News Roundup

I’m traveling today so I’ll round up the news a bit more briefly than usual:

Court of appeals remands lethal injection case. The News and Observer reports here that the court of appeals has remanded a challenge to the state’s lethal injection protocol to superior court for further consideration. Executions likely will remain on hold in the interim.

The letter, the response, and the execution. Gawker media recently published a letter written by Texas inmate Ray Jasper about the problems with society and the criminal justice system. It attracted quite a bit of attention, much of it favorable. Jasper was convicted of murder in the stabbing death of a young man named David Alejandro, and David’s brother Steven responded to the letter and what he viewed as the inappropriate celebration of Jasper here. Jasper was just executed as noted here.

Serving a 1000 year sentence in 8 hours? I was intrigued by this post at Sentencing Law and Policy, which considers whether, in the future, drugs could be used to distort inmates’ sense of time, so that they subjectively experience very long sentences in just a few hours. As the kids say, trippy.

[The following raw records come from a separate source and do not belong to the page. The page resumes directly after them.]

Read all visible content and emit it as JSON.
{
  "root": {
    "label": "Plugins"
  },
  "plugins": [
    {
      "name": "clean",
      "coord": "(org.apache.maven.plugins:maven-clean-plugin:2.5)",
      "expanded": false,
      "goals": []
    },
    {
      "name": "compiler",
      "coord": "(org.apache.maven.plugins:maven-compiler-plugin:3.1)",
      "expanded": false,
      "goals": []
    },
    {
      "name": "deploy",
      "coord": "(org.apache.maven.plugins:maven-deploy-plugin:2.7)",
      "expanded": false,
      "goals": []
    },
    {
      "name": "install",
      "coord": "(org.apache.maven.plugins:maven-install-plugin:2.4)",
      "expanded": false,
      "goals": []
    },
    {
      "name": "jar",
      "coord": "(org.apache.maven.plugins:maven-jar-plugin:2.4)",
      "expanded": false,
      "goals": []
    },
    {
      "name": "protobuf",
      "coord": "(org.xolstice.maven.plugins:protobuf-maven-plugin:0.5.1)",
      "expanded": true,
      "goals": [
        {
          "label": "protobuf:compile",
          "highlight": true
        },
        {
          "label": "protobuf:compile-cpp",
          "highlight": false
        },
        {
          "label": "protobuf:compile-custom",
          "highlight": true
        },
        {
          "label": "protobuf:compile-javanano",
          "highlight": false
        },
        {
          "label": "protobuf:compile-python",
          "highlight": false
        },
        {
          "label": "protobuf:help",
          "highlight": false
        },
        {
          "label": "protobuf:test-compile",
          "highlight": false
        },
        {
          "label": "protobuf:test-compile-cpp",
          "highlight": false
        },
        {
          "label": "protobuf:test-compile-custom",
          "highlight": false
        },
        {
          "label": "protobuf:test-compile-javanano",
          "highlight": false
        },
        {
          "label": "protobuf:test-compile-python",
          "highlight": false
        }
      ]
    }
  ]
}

Miller retroactivity. Two more states held Alabama v. Miller (no automatic LWOP for juvenile murderers) retroactive recently: Illinois and Texas. It isn’t a consensus, but there’s clearly momentum on the side of retroactivity. The question remains open in North Carolina.

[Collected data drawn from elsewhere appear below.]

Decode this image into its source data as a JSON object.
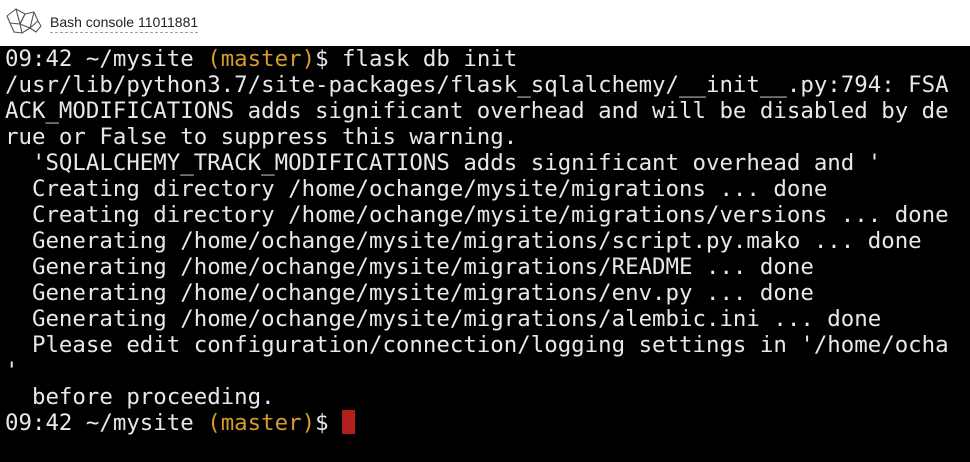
{
  "window": {
    "title": "Bash console 11011881",
    "logo_icon": "pythonanywhere-logo-icon"
  },
  "terminal": {
    "colors": {
      "background": "#000000",
      "text": "#e8e8e8",
      "branch": "#d69b2e",
      "cursor": "#b01e1e"
    },
    "prompt_1": {
      "prefix": "09:42 ~/mysite ",
      "branch": "(master)",
      "suffix": "$ ",
      "command": "flask db init"
    },
    "output": [
      "/usr/lib/python3.7/site-packages/flask_sqlalchemy/__init__.py:794: FSA",
      "ACK_MODIFICATIONS adds significant overhead and will be disabled by de",
      "rue or False to suppress this warning.",
      "  'SQLALCHEMY_TRACK_MODIFICATIONS adds significant overhead and '",
      "  Creating directory /home/ochange/mysite/migrations ... done",
      "  Creating directory /home/ochange/mysite/migrations/versions ... done",
      "  Generating /home/ochange/mysite/migrations/script.py.mako ... done",
      "  Generating /home/ochange/mysite/migrations/README ... done",
      "  Generating /home/ochange/mysite/migrations/env.py ... done",
      "  Generating /home/ochange/mysite/migrations/alembic.ini ... done",
      "  Please edit configuration/connection/logging settings in '/home/ocha",
      "'",
      "  before proceeding."
    ],
    "prompt_2": {
      "prefix": "09:42 ~/mysite ",
      "branch": "(master)",
      "suffix": "$ "
    }
  }
}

Allocution. This new paper has been making the rounds. It collects judges’ thoughts about what makes for effective allocution. A good read for defense attorneys.

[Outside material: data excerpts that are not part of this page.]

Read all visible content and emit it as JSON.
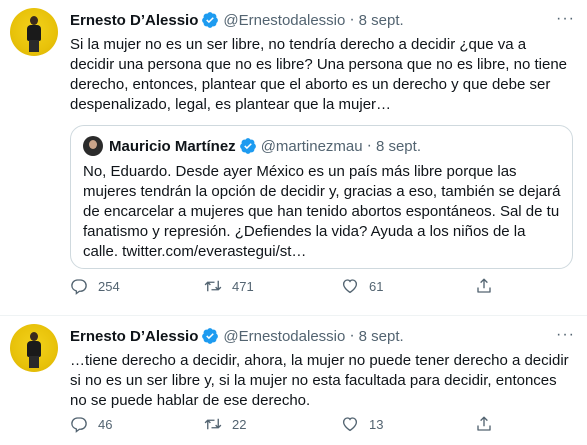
{
  "tweets": [
    {
      "author_name": "Ernesto D’Alessio",
      "handle": "@Ernestodalessio",
      "separator": "·",
      "date": "8 sept.",
      "more": "···",
      "text": "Si la mujer no es un ser libre, no tendría derecho a decidir ¿que va a decidir una persona que no es libre? Una persona que no es libre, no tiene derecho, entonces, plantear que el aborto es un derecho y que debe ser despenalizado, legal, es plantear que la mujer…",
      "quote": {
        "author_name": "Mauricio Martínez",
        "handle": "@martinezmau",
        "separator": "·",
        "date": "8 sept.",
        "text": "No, Eduardo. Desde ayer México es un país más libre porque las mujeres tendrán la opción de decidir y, gracias a eso, también se dejará de encarcelar a mujeres que han tenido abortos espontáneos. Sal de tu fanatismo y represión. ¿Defiendes la vida? Ayuda a los niños de la calle. twitter.com/everastegui/st…"
      },
      "replies": "254",
      "retweets": "471",
      "likes": "61"
    },
    {
      "author_name": "Ernesto D’Alessio",
      "handle": "@Ernestodalessio",
      "separator": "·",
      "date": "8 sept.",
      "more": "···",
      "text": "…tiene derecho a decidir, ahora, la mujer no puede tener derecho a decidir si no es un ser libre y,  si la mujer no esta facultada para decidir, entonces no se puede hablar de ese derecho.",
      "replies": "46",
      "retweets": "22",
      "likes": "13"
    }
  ],
  "colors": {
    "verified": "#1d9bf0",
    "secondary_text": "#536471",
    "avatar_bg": "#f3d21c"
  },
  "icons": [
    "verified-badge-icon",
    "reply-icon",
    "retweet-icon",
    "like-icon",
    "share-icon",
    "more-icon"
  ]
}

Spare change? Finally, in New Jersey, a municipal employee was convicted of stealing over 11 tons of quarters – almost 2 million individual coins – that came from the town’s parking meters. Apparently they were kept in a city “coin room.” Don’t they have banks in New Jersey? The full story is here.

1 thought on “News Roundup”

  1. I read Jasper’s letter. In fairness, if you do too, then you should also spend a little time with a letter written by the victim’s brother:

    http://steven-alejandro.kinja.com/a-discussion-of-the-ray-jasper-death-row-issue-from-a-f-1536676452

    Jasper makes the point that “When people read about the case, they assume I killed the victim, but the facts are undisputed that I did not kill the victim. The one who killed him plead guilty to capital murder for a life sentence.”

    But the facts of the case are that Jasper first attacked David Alejandro and slit his throat with a kitchen knife. This was not the wound that wound up killing him (his accomplice’s 25 other stabbings did that), but when you try to cut somebody’s throat that’s a fairly strong indication of intent.

    Jasper’s letter evokes the empathy that he wants the reader to feel. But his credibility in presenting this “honest view” is seriously eroded when he can’t even own up to his role in the crime he was incarcerated for. He makes it sound like he just happened to be hanging around when the murder was committed. In fact, he was very much involved in the planning and execution of the murder/robbery which landed him on death row.

    Jasper’s letter also makes it seem like this was the only thing he ever did wrong and he wasn’t given a chance in life. Steven Alejandro ‘s letter says that from the court transcripts one can learn that “…he (Jasper) did not grow up on the wrong side of the tracks, he came from a family wherein his father, a career military man, and his mother were still happily married. Jasper was not defended by a court appointed lawyer; his defense was comprised of a well paid for and well known private practice firm. Jasper had a history of arrests and in fact was out on bail when he participated in the murder of David. He had, weeks before, assaulted an off-duty police officer who had stumbled upon Jasper attempting to break into a house…”

    Surprisingly, Steven Alejandro is against the death penalty. He admits his position put him at odds with doing nothing to speak out against the execution of Jasper. But that’s an honest conflict I think many people could empathize with. At least he’s honest about his own hypocrisy, which is not something that can be said of Jasper.